Three Maryland men have been indicted in connection with an alleged conspiracy to distribute the powerful opioid fentanyl provided by a Mexican cartel, the U.S. attorney’s office said Thursday.
Nevone McCrimmon, 47, of Edgewood; William Elijah, 51, of Baltimore; and Terrance Mobley, 50, of Baltimore are charged with an alleged conspiracy to distribute more than 400 grams of fentanyl.
Law enforcement officials allege the men were high-ranking members of a Baltimore-based drug trafficking organization that imports and distributes heroin, opioids and other drugs, the U.S. attorney’s office said in a news release.
Starting in fall 2017, officials said, the men regularly purchased drugs by the kilogram from a Miami-based drug trafficking organization, which had ties to Sinaloa and Tijuana Mexican drug cartels, the release states.

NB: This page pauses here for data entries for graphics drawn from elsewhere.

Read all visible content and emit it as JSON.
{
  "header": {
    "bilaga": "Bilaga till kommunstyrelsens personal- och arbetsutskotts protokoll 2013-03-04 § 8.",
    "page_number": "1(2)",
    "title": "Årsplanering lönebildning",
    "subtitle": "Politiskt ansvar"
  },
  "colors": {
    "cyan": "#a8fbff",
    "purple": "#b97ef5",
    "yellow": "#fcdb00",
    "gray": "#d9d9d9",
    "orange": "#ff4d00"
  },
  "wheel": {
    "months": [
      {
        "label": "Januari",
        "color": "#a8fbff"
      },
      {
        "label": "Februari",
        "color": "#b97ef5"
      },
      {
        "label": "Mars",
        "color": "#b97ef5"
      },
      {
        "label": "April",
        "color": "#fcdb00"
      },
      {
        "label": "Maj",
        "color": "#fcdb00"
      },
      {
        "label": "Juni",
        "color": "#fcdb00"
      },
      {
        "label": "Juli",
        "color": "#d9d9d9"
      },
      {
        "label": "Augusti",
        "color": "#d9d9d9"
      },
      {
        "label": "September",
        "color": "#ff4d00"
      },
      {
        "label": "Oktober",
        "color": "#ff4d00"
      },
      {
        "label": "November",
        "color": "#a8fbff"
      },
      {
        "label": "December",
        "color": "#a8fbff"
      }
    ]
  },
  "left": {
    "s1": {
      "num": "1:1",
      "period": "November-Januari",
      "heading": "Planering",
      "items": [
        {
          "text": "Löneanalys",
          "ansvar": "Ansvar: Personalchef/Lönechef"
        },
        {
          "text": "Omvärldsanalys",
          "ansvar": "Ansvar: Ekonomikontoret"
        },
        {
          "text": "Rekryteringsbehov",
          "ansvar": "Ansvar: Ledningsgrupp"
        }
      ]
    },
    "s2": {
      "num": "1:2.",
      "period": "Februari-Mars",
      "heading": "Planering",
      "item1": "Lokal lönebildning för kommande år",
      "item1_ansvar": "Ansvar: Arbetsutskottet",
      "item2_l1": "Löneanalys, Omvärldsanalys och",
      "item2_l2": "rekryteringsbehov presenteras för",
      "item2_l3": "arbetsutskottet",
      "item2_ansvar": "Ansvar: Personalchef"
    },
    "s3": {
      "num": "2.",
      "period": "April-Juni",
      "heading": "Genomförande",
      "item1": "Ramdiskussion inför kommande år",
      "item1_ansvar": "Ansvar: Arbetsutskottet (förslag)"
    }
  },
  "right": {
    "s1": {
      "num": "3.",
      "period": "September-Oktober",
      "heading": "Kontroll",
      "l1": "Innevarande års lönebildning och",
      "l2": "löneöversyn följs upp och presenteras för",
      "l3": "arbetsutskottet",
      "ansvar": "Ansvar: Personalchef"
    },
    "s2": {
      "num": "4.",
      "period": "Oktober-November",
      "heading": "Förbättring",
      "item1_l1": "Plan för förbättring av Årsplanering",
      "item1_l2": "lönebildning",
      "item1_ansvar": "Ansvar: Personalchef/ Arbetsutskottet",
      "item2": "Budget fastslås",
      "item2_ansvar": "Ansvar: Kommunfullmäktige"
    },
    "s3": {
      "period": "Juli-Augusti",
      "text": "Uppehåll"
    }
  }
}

The drugs allegedly were delivered by the cartel to a contact in Ventura County, Calif., and then shipped to the men in Maryland, according to the release.

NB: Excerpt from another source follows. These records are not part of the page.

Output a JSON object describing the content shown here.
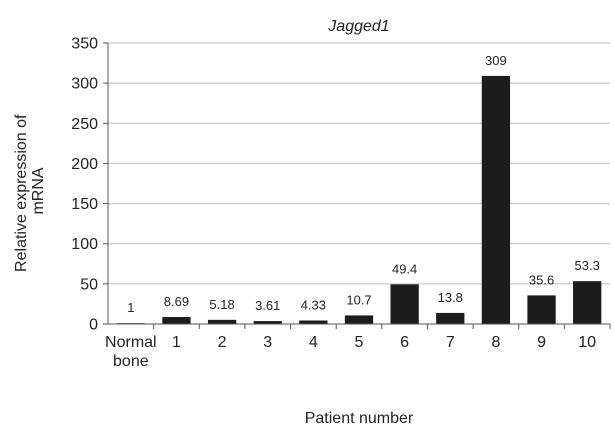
{
  "chart_data": {
    "type": "bar",
    "title": "Jagged1",
    "xlabel": "Patient number",
    "ylabel": [
      "Relative expression of",
      "mRNA"
    ],
    "ylim": [
      0,
      350
    ],
    "yticks": [
      0,
      50,
      100,
      150,
      200,
      250,
      300,
      350
    ],
    "grid": true,
    "categories": [
      [
        "Normal",
        "bone"
      ],
      [
        "1"
      ],
      [
        "2"
      ],
      [
        "3"
      ],
      [
        "4"
      ],
      [
        "5"
      ],
      [
        "6"
      ],
      [
        "7"
      ],
      [
        "8"
      ],
      [
        "9"
      ],
      [
        "10"
      ]
    ],
    "values": [
      1,
      8.69,
      5.18,
      3.61,
      4.33,
      10.7,
      49.4,
      13.8,
      309,
      35.6,
      53.3
    ],
    "value_labels": [
      "1",
      "8.69",
      "5.18",
      "3.61",
      "4.33",
      "10.7",
      "49.4",
      "13.8",
      "309",
      "35.6",
      "53.3"
    ],
    "bar_color": "#1c1c1c",
    "grid_color": "#bdbdbd",
    "axis_color": "#555555"
  }
}
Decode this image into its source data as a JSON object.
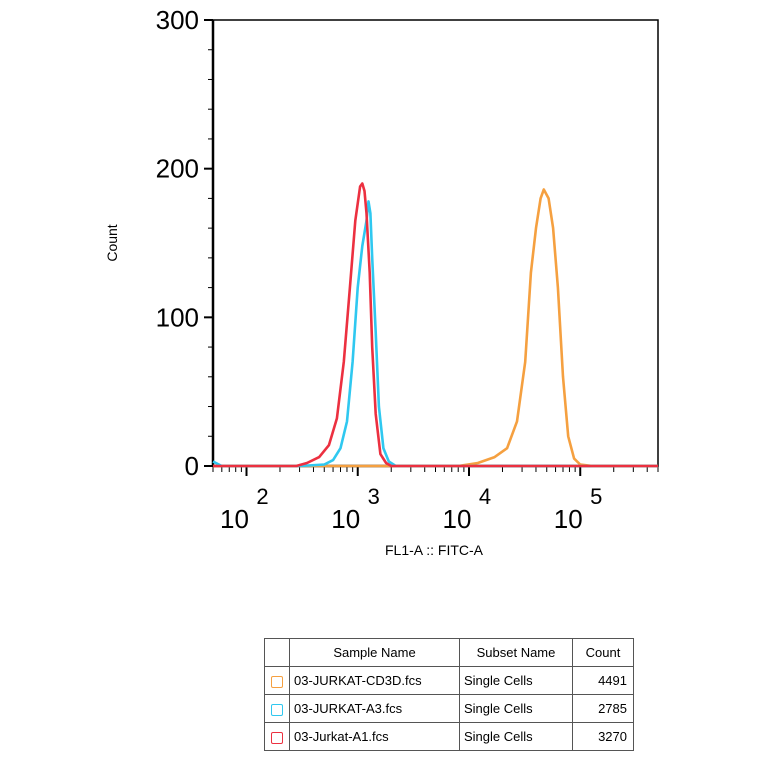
{
  "chart_data": {
    "type": "line",
    "title": "",
    "xlabel": "FL1-A :: FITC-A",
    "ylabel": "Count",
    "x_scale": "log",
    "xlim": [
      50,
      500000
    ],
    "ylim": [
      0,
      300
    ],
    "y_ticks": [
      0,
      100,
      200,
      300
    ],
    "x_ticks": [
      {
        "value": 100,
        "base": "10",
        "exp": "2"
      },
      {
        "value": 1000,
        "base": "10",
        "exp": "3"
      },
      {
        "value": 10000,
        "base": "10",
        "exp": "4"
      },
      {
        "value": 100000,
        "base": "10",
        "exp": "5"
      }
    ],
    "grid": false,
    "legend_position": "bottom",
    "series": [
      {
        "name": "03-JURKAT-CD3D.fcs",
        "color": "#f5a040",
        "points": [
          [
            50,
            0
          ],
          [
            8000,
            0
          ],
          [
            12000,
            2
          ],
          [
            17000,
            6
          ],
          [
            22000,
            12
          ],
          [
            27000,
            30
          ],
          [
            32000,
            70
          ],
          [
            36000,
            130
          ],
          [
            40000,
            160
          ],
          [
            44000,
            180
          ],
          [
            47000,
            186
          ],
          [
            52000,
            180
          ],
          [
            57000,
            160
          ],
          [
            63000,
            120
          ],
          [
            70000,
            60
          ],
          [
            78000,
            20
          ],
          [
            88000,
            5
          ],
          [
            100000,
            1
          ],
          [
            130000,
            0
          ],
          [
            500000,
            0
          ]
        ]
      },
      {
        "name": "03-JURKAT-A3.fcs",
        "color": "#2fc8f0",
        "points": [
          [
            50,
            3
          ],
          [
            60,
            0
          ],
          [
            300,
            0
          ],
          [
            500,
            1
          ],
          [
            600,
            4
          ],
          [
            700,
            12
          ],
          [
            800,
            30
          ],
          [
            900,
            70
          ],
          [
            1000,
            120
          ],
          [
            1100,
            148
          ],
          [
            1200,
            165
          ],
          [
            1250,
            178
          ],
          [
            1300,
            170
          ],
          [
            1350,
            140
          ],
          [
            1450,
            90
          ],
          [
            1550,
            40
          ],
          [
            1700,
            12
          ],
          [
            1900,
            3
          ],
          [
            2200,
            0
          ],
          [
            500000,
            0
          ]
        ]
      },
      {
        "name": "03-Jurkat-A1.fcs",
        "color": "#ec3040",
        "points": [
          [
            50,
            0
          ],
          [
            280,
            0
          ],
          [
            350,
            2
          ],
          [
            450,
            6
          ],
          [
            550,
            14
          ],
          [
            650,
            32
          ],
          [
            750,
            70
          ],
          [
            850,
            120
          ],
          [
            950,
            165
          ],
          [
            1050,
            188
          ],
          [
            1100,
            190
          ],
          [
            1150,
            185
          ],
          [
            1200,
            170
          ],
          [
            1280,
            130
          ],
          [
            1350,
            80
          ],
          [
            1450,
            35
          ],
          [
            1600,
            8
          ],
          [
            1800,
            2
          ],
          [
            2000,
            0
          ],
          [
            500000,
            0
          ]
        ]
      }
    ]
  },
  "legend": {
    "headers": {
      "sample": "Sample Name",
      "subset": "Subset Name",
      "count": "Count"
    },
    "rows": [
      {
        "sample": "03-JURKAT-CD3D.fcs",
        "subset": "Single Cells",
        "count": "4491",
        "color": "#f5a040"
      },
      {
        "sample": "03-JURKAT-A3.fcs",
        "subset": "Single Cells",
        "count": "2785",
        "color": "#2fc8f0"
      },
      {
        "sample": "03-Jurkat-A1.fcs",
        "subset": "Single Cells",
        "count": "3270",
        "color": "#ec3040"
      }
    ]
  }
}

“Fentanyl is one of the most lethal threats facing Maryland right now. As little as two milligrams of fentanyl can be a lethal dose, and the 20 kilograms of fentanyl seized in this case to date is enough to kill 10 million people — more than one and a half times the population of Maryland,” Maryland U.S. Attorney Robert K. Hur said in the release. “We are working with our partners to attack the sources of supply, as well as the street dealers who are committing the most violence in our neighborhoods.”
Fentanyl, which is about 50 times more powerful than heroin, is sometimes mixed with heroin by dealers to give users a more potent high.
The synthetic opioid is blamed for the epidemic of overdose deaths nationwide. Of Maryland’s 1,185 opioid overdoses in the first half of 2018, more than three-quarters involved fentanyl.
Both McCrimmon’s attorney, A. Eduardo Balarezo, and Mobley’s attorney, Julie Marie Reamy, declined to comment on the charges Thursday. Elijah’s attorney, Lawrence Rosenberg, did not return messages requesting comment Thursday.
If convicted, the men each face a mandatory minimum sentence of 10 years in federal prison and a maximum sentence of life in prison, the release states.